Key Takeaways

Advocates across the country are urgently calling on Alabama Gov. Kay Ivey to halt the execution of Charles “Sonny” Burton, a 75-year-old Black man who has spent more than three decades on death row for a killing the state itself agrees he did not commit.

Burton, one of six men involved, is facing execution as an accomplice in a 1991 AutoZone robbery in Talladega, Alabama, where customer Doug Battle was fatally shot. According to a testimony cited by the Associated Press, Burton did not pull the trigger and was not inside the store at the time of the shooting. Still, Burton remains sentenced to death, while Derrick DeBruce, the man who fired the gun, had his death sentence reduced to life without parole and later died in prison.

That stark contrast is at the center of a growing clemency campaign, which now includes more than 13,400 signatures to date, urging Ivey to commute Burton’s sentence to life without parole.

A death sentence the state calls “arguably unjust”

According to court filings reported by AP, Alabama has acknowledged the imbalance in Burton’s punishment. In a 2015 filing, the state warned that allowing Burton to remain under a death sentence while the shooter’s sentence was reduced would create an outcome that is “arguably unjust.” Yet, Burton remains the only person condemned to die.

Matt Schulz, Burton’s attorney, said the case stands out even among capital punishment cases. “We hope and pray that Governor Ivey recognizes that this case slipped through the cracks. It would be wrong to execute a man who did not even see the shooting take place, after the state agreed to resentence the shooter to life without parole, and this is simply not the kind of case most people think of when they envision the death penalty being carried out,” Schulz said, according to AP.

In January, the Alabama Supreme Court authorized Ivey to set an execution date using nitrogen gas. According to ABC News, last week, she scheduled Burton’s execution for March 12. She stated she currently has no plans to grant clemency, though she retains the authority to do so at any point before the execution.

Jurors and the victim’s daughter oppose the execution of Charles “Sonny” Burton

Support for clemency has also come from unexpected voices. AP reported that six of the eight living jurors from Burton’s 1992 trial now support commuting his sentence. Three have formally requested clemency, saying they would not have voted for death had they known the shooter would ultimately receive a lesser sentence. “It’s absolutely not fair. You don’t execute someone who did not pull the trigger,” former juror Priscilla Townsend said.

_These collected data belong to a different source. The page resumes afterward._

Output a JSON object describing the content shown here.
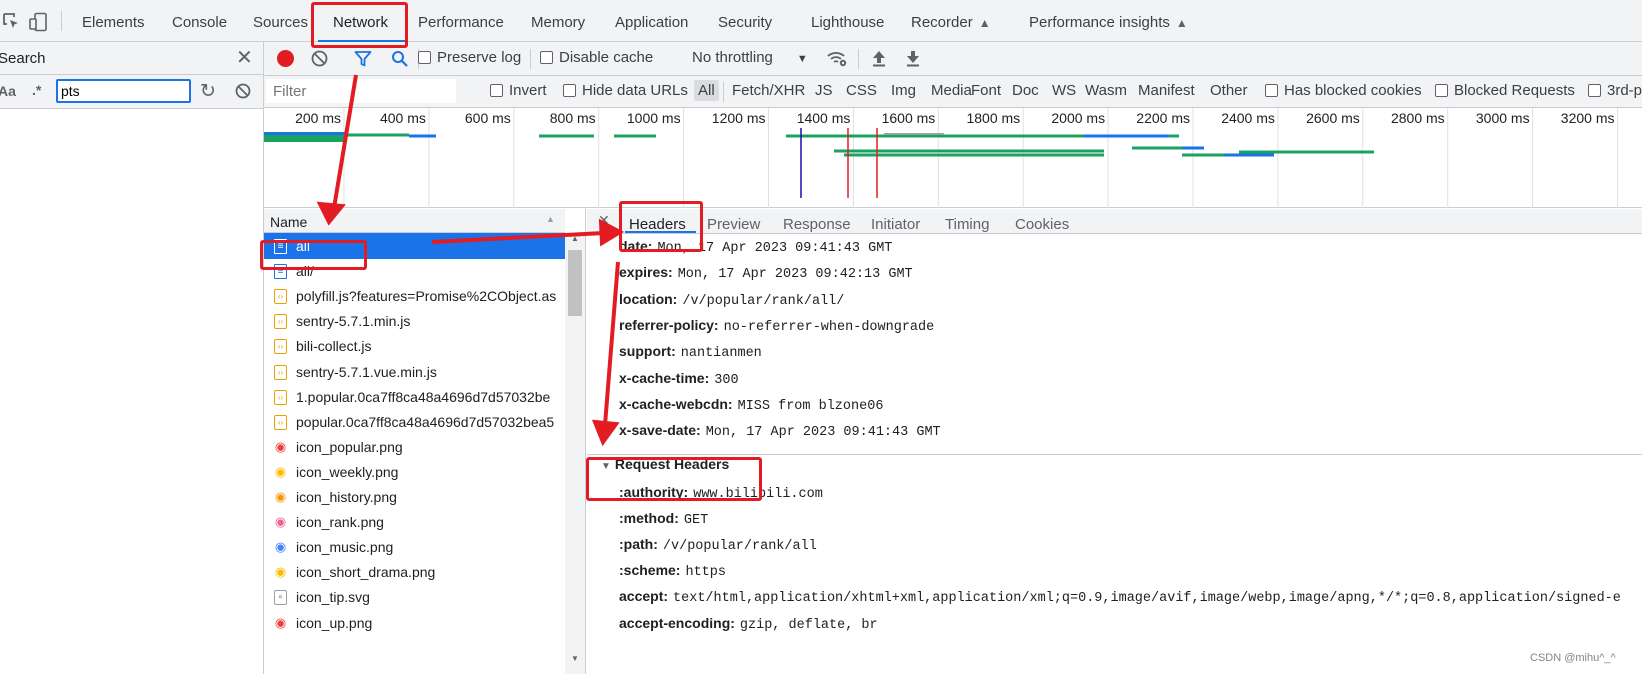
{
  "main_tabs": [
    "Elements",
    "Console",
    "Sources",
    "Network",
    "Performance",
    "Memory",
    "Application",
    "Security",
    "Lighthouse",
    "Recorder",
    "Performance insights"
  ],
  "search": {
    "title": "Search",
    "case_label": "Aa",
    "regex_label": ".*",
    "query": "pts"
  },
  "toolbar": {
    "preserve_log": "Preserve log",
    "disable_cache": "Disable cache",
    "throttling": "No throttling"
  },
  "filter": {
    "placeholder": "Filter",
    "invert": "Invert",
    "hide_data_urls": "Hide data URLs",
    "types": [
      "All",
      "Fetch/XHR",
      "JS",
      "CSS",
      "Img",
      "Media",
      "Font",
      "Doc",
      "WS",
      "Wasm",
      "Manifest",
      "Other"
    ],
    "has_blocked_cookies": "Has blocked cookies",
    "blocked_requests": "Blocked Requests",
    "third_party": "3rd-p"
  },
  "timeline_ticks": [
    "200 ms",
    "400 ms",
    "600 ms",
    "800 ms",
    "1000 ms",
    "1200 ms",
    "1400 ms",
    "1600 ms",
    "1800 ms",
    "2000 ms",
    "2200 ms",
    "2400 ms",
    "2600 ms",
    "2800 ms",
    "3000 ms",
    "3200 ms"
  ],
  "colors": {
    "red_accent": "#e31b23",
    "selection_blue": "#1a73e8",
    "timeline_green": "#1aa260",
    "timeline_blue": "#1a73e8"
  },
  "request_list": {
    "header": "Name",
    "items": [
      {
        "name": "all",
        "icon": "document-icon"
      },
      {
        "name": "all/",
        "icon": "document-icon"
      },
      {
        "name": "polyfill.js?features=Promise%2CObject.as",
        "icon": "script-icon"
      },
      {
        "name": "sentry-5.7.1.min.js",
        "icon": "script-icon"
      },
      {
        "name": "bili-collect.js",
        "icon": "script-icon"
      },
      {
        "name": "sentry-5.7.1.vue.min.js",
        "icon": "script-icon"
      },
      {
        "name": "1.popular.0ca7ff8ca48a4696d7d57032be",
        "icon": "script-icon"
      },
      {
        "name": "popular.0ca7ff8ca48a4696d7d57032bea5",
        "icon": "script-icon"
      },
      {
        "name": "icon_popular.png",
        "icon": "image-icon"
      },
      {
        "name": "icon_weekly.png",
        "icon": "image-icon"
      },
      {
        "name": "icon_history.png",
        "icon": "image-icon"
      },
      {
        "name": "icon_rank.png",
        "icon": "image-icon"
      },
      {
        "name": "icon_music.png",
        "icon": "image-icon"
      },
      {
        "name": "icon_short_drama.png",
        "icon": "image-icon"
      },
      {
        "name": "icon_tip.svg",
        "icon": "svg-icon"
      },
      {
        "name": "icon_up.png",
        "icon": "image-icon"
      }
    ]
  },
  "details": {
    "tabs": [
      "Headers",
      "Preview",
      "Response",
      "Initiator",
      "Timing",
      "Cookies"
    ],
    "response_headers": [
      {
        "name": "date:",
        "value": "Mon, 17 Apr 2023 09:41:43 GMT"
      },
      {
        "name": "expires:",
        "value": "Mon, 17 Apr 2023 09:42:13 GMT"
      },
      {
        "name": "location:",
        "value": "/v/popular/rank/all/"
      },
      {
        "name": "referrer-policy:",
        "value": "no-referrer-when-downgrade"
      },
      {
        "name": "support:",
        "value": "nantianmen"
      },
      {
        "name": "x-cache-time:",
        "value": "300"
      },
      {
        "name": "x-cache-webcdn:",
        "value": "MISS from blzone06"
      },
      {
        "name": "x-save-date:",
        "value": "Mon, 17 Apr 2023 09:41:43 GMT"
      }
    ],
    "request_headers_title": "Request Headers",
    "request_headers": [
      {
        "name": ":authority:",
        "value": "www.bilibili.com"
      },
      {
        "name": ":method:",
        "value": "GET"
      },
      {
        "name": ":path:",
        "value": "/v/popular/rank/all"
      },
      {
        "name": ":scheme:",
        "value": "https"
      },
      {
        "name": "accept:",
        "value": "text/html,application/xhtml+xml,application/xml;q=0.9,image/avif,image/webp,image/apng,*/*;q=0.8,application/signed-e"
      },
      {
        "name": "accept-encoding:",
        "value": "gzip, deflate, br"
      }
    ]
  },
  "watermark": "CSDN @mihu^_^"
}
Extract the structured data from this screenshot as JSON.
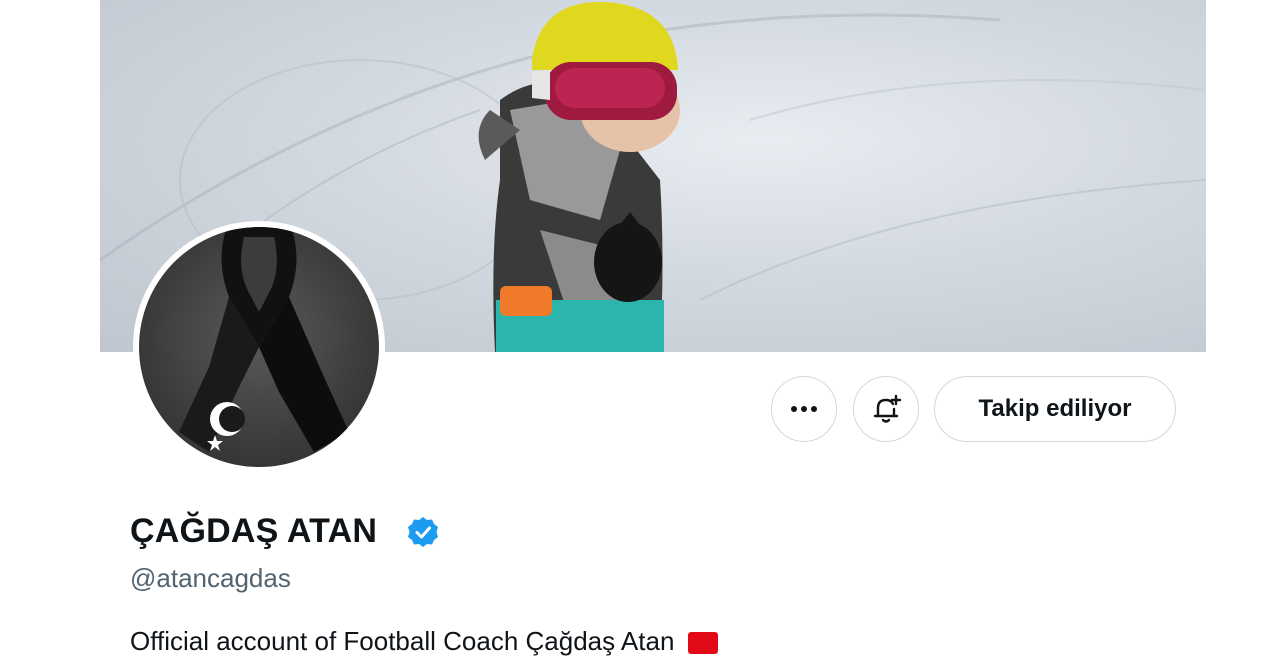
{
  "header": {
    "more_icon": "more-horizontal-icon",
    "notify_icon": "bell-plus-icon",
    "follow_label": "Takip ediliyor"
  },
  "profile": {
    "display_name": "ÇAĞDAŞ ATAN",
    "verified_icon": "verified-badge-icon",
    "handle": "@atancagdas",
    "bio": "Official account of Football Coach Çağdaş Atan",
    "bio_flag_icon": "turkey-flag-icon",
    "avatar_icon": "black-ribbon-turkish-flag-icon"
  },
  "colors": {
    "accent": "#1d9bf0",
    "text_primary": "#0f1419",
    "text_secondary": "#536471",
    "border": "#cfd9de"
  }
}
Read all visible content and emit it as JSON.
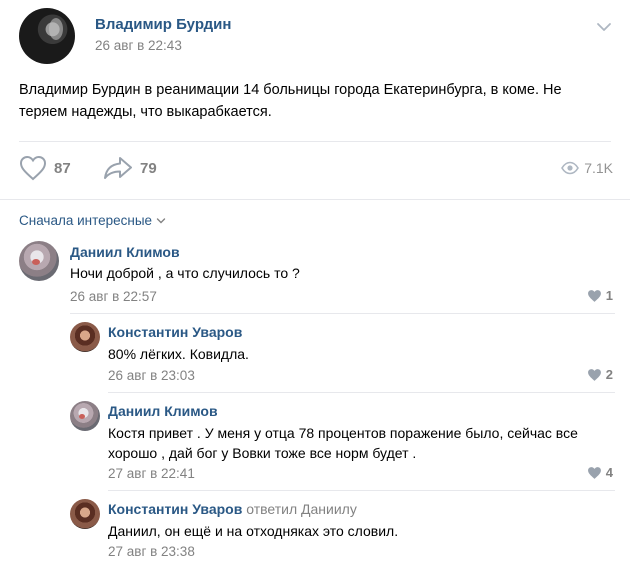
{
  "post": {
    "author": "Владимир Бурдин",
    "date": "26 авг в 22:43",
    "text": "Владимир Бурдин в реанимации 14 больницы города Екатеринбурга, в коме. Не теряем надежды, что выкарабкается.",
    "likes": "87",
    "shares": "79",
    "views": "7.1K"
  },
  "comments_header": {
    "sort_label": "Сначала интересные"
  },
  "comments": [
    {
      "author": "Даниил Климов",
      "text": "Ночи доброй , а что случилось то ?",
      "date": "26 авг в 22:57",
      "likes": "1"
    },
    {
      "author": "Константин Уваров",
      "text": "80% лёгких. Ковидла.",
      "date": "26 авг в 23:03",
      "likes": "2"
    },
    {
      "author": "Даниил Климов",
      "text": "Костя привет . У меня у отца 78 процентов поражение было, сейчас все хорошо , дай бог у Вовки тоже все норм будет .",
      "date": "27 авг в 22:41",
      "likes": "4"
    },
    {
      "author": "Константин Уваров",
      "replied_to": "ответил Даниилу",
      "text": "Даниил, он ещё и на отходняках это словил.",
      "date": "27 авг в 23:38"
    }
  ],
  "icons": {
    "like": "heart-icon",
    "share": "share-arrow-icon",
    "views": "eye-icon",
    "menu": "chevron-down-icon"
  },
  "colors": {
    "link": "#2a5885",
    "secondary": "#828282",
    "divider": "#e7e8ec"
  }
}
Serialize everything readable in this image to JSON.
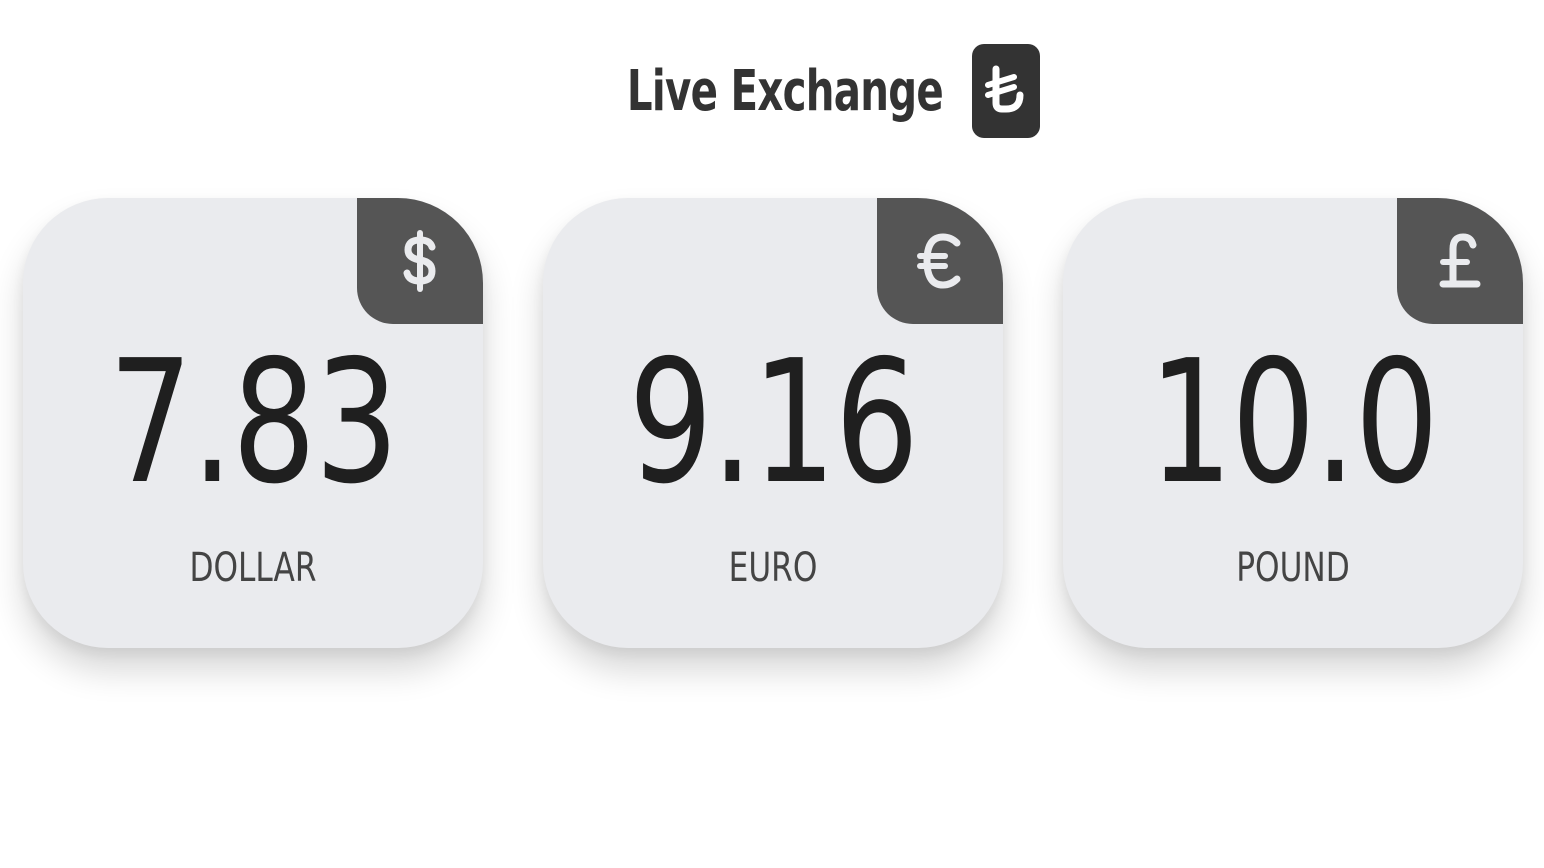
{
  "header": {
    "title": "Live Exchange",
    "icon": "turkish-lira-icon"
  },
  "cards": [
    {
      "label": "DOLLAR",
      "value": "7.83",
      "icon": "dollar-icon"
    },
    {
      "label": "EURO",
      "value": "9.16",
      "icon": "euro-icon"
    },
    {
      "label": "POUND",
      "value": "10.0",
      "icon": "pound-icon"
    }
  ],
  "colors": {
    "card_bg": "#eaebee",
    "corner_bg": "#555555",
    "badge_bg": "#333333",
    "icon_fg": "#eaebee"
  }
}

Most notably, the victim’s daughter, Tori Battle, has publicly opposed Burton’s execution. In a December 2025 op-ed, she wrote, “Why is the state preparing to execute Charles Burton, a man who did not kill my father?” She added, “Executing a man who did not commit the killing does not heal wounds or strengthen public trust. It weakens it.”

Now wheelchair-bound and in declining health, Burton has exhausted all legal appeals. His fate rests solely with the governor. Advocates argue that executing a Black man who was not in the building, while sparing the shooter, represents a moral failure that demands correction.

As Burton’s supporters continue to rally, they insist clemency is not about rewriting history, but about preventing what many see as a clear miscarriage of justice.